Section 241(a)(2)(A) of the Immigration and Nationality Act (8 U.S.C. § 1231(a)(2)(A) for those out there who think it’s just some stupid immigration rule) requires DHS to take custody of every alien under a final order of removal and to detain them for 90 days or until they are deported, whichever comes first.
That law doesn’t just apply to criminal aliens, or just aliens with “violent convictions” (whatever that means) — it applies to all aliens under final orders of removal, although to be fair the continued detention aspect of that rule is especially strict for aliens removable on criminal grounds.
Regardless, section 241(a)(2)(A) mandates that DHS at least as an initial matter take all aliens under final removal orders into custody.
You may not be familiar with that mandate because for decades it was ignored, but that all changed in January when Congress passed S. 5, the ”Laken Riley Act”, by broad and bipartisan margins.
Section 3(e) of that act amended section 241(a)(2) to empower state attorneys general to sue DHS for its failure to detain aliens under final orders of removal if such failure “harms such State or its residents” — likely one of the broadest standing grants you’ll see in any statute.
On the daily, some reporter or another asks — consistent with the articles above — why ICE is arresting and detaining “non-criminals” when “border czar” Tom Homan promised a “worst first” deportation plan last November.
The simplest answer is that the law changed since Homan made that vow and that the number of aliens under final removal orders who he must now arrest and detain has increased significantly in the last fiscal year alone.
When Homan started his latest gig, ICE had a non-detained docket of 1.44 million aliens under final orders of removal. That included about 87,000 aliens who were ordered removed under the last few months of Biden, but in the last nine months of FY 2025 alone, 400,000 new orders were added.

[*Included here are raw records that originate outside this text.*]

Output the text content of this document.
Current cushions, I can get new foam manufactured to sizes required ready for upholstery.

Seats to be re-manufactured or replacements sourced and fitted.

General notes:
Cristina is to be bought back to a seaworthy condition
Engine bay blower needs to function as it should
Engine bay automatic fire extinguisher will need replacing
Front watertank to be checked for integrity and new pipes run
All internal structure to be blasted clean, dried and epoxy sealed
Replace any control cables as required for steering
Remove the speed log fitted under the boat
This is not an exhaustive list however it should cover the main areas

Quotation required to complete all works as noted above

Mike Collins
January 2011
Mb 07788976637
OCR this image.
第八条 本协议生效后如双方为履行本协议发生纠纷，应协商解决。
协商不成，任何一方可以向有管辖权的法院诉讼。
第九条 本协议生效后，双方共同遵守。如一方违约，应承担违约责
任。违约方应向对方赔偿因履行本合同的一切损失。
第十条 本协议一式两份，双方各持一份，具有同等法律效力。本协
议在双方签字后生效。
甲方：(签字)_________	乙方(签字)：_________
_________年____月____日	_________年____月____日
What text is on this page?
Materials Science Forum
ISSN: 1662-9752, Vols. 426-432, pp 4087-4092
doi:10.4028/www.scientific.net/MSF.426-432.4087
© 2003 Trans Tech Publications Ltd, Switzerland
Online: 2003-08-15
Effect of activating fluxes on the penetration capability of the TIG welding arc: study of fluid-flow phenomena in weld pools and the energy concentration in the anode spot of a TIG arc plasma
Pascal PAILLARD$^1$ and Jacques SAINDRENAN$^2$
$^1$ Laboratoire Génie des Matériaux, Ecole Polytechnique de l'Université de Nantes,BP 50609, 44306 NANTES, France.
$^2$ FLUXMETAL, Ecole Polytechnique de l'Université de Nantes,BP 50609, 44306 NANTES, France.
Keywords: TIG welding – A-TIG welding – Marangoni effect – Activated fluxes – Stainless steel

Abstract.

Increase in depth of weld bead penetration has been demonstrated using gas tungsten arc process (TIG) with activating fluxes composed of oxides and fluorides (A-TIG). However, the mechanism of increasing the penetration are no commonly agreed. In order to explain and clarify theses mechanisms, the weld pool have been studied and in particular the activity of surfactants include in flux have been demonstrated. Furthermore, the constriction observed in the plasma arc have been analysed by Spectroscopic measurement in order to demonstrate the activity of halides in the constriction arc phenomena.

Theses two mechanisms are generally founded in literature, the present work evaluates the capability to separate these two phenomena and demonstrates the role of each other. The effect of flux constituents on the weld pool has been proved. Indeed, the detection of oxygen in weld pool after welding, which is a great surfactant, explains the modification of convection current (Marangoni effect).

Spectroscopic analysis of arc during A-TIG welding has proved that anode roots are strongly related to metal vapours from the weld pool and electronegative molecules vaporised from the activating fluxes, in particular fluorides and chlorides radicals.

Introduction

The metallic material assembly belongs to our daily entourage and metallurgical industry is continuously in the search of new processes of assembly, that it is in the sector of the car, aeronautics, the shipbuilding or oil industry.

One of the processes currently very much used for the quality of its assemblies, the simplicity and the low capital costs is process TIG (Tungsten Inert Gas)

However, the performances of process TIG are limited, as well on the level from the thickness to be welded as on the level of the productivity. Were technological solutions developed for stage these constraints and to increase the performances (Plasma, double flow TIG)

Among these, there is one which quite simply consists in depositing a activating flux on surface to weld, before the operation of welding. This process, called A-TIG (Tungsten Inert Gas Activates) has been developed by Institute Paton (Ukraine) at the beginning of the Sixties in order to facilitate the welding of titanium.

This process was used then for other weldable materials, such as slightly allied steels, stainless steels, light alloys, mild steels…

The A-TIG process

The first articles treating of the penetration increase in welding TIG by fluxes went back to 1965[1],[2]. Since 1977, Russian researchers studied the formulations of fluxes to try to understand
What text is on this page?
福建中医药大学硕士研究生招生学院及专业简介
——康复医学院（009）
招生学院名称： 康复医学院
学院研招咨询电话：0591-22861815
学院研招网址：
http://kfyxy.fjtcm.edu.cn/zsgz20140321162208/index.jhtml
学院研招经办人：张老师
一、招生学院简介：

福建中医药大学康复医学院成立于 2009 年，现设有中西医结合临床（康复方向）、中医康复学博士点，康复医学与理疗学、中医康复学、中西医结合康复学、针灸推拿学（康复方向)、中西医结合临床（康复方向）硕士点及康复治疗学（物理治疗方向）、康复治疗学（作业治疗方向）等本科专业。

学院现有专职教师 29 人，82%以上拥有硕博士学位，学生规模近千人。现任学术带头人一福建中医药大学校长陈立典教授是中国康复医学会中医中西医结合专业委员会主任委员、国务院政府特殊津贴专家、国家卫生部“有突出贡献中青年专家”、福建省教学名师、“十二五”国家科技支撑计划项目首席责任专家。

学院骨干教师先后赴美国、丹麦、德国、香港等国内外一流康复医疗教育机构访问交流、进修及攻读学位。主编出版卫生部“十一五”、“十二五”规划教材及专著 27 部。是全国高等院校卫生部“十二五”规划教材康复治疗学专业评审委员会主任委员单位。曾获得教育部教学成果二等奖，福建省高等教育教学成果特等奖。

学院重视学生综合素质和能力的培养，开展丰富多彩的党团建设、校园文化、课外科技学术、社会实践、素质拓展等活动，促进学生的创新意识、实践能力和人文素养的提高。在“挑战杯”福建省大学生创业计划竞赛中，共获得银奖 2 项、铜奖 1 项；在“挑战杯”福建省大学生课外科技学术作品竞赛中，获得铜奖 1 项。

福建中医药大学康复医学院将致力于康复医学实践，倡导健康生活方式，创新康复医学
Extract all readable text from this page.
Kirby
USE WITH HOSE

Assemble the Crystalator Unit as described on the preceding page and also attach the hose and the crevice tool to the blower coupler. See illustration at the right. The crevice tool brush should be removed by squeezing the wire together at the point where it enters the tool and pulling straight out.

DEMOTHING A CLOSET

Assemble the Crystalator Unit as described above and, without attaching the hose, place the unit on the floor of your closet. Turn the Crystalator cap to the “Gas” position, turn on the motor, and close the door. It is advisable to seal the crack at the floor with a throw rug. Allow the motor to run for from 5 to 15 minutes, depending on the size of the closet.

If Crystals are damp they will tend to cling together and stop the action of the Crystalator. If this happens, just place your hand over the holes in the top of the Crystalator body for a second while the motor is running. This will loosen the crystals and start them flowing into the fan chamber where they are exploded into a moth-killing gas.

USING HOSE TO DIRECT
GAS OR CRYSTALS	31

Again, most are likely non-criminals, but as noted, the law doesn’t care.
And the law doesn’t care for a good reason. Removal proceedings are little more than kabuki theater, “due process” is just a one-way street, and the INA is meaningless when aliens who receive their “due process” rights and are ordered removed but remain here anyway. Trump, Homan, and ICE are changing that trend — not that they have much choice thanks to the Laken Riley Act.
Why is ICE arresting so many alleged “non-criminal” aliens? Because the law now requires it to detain all aliens under final orders of removal — criminals and not — and immigration judges are issuing final orders of removal at a historical pace. Expect all of that to continue.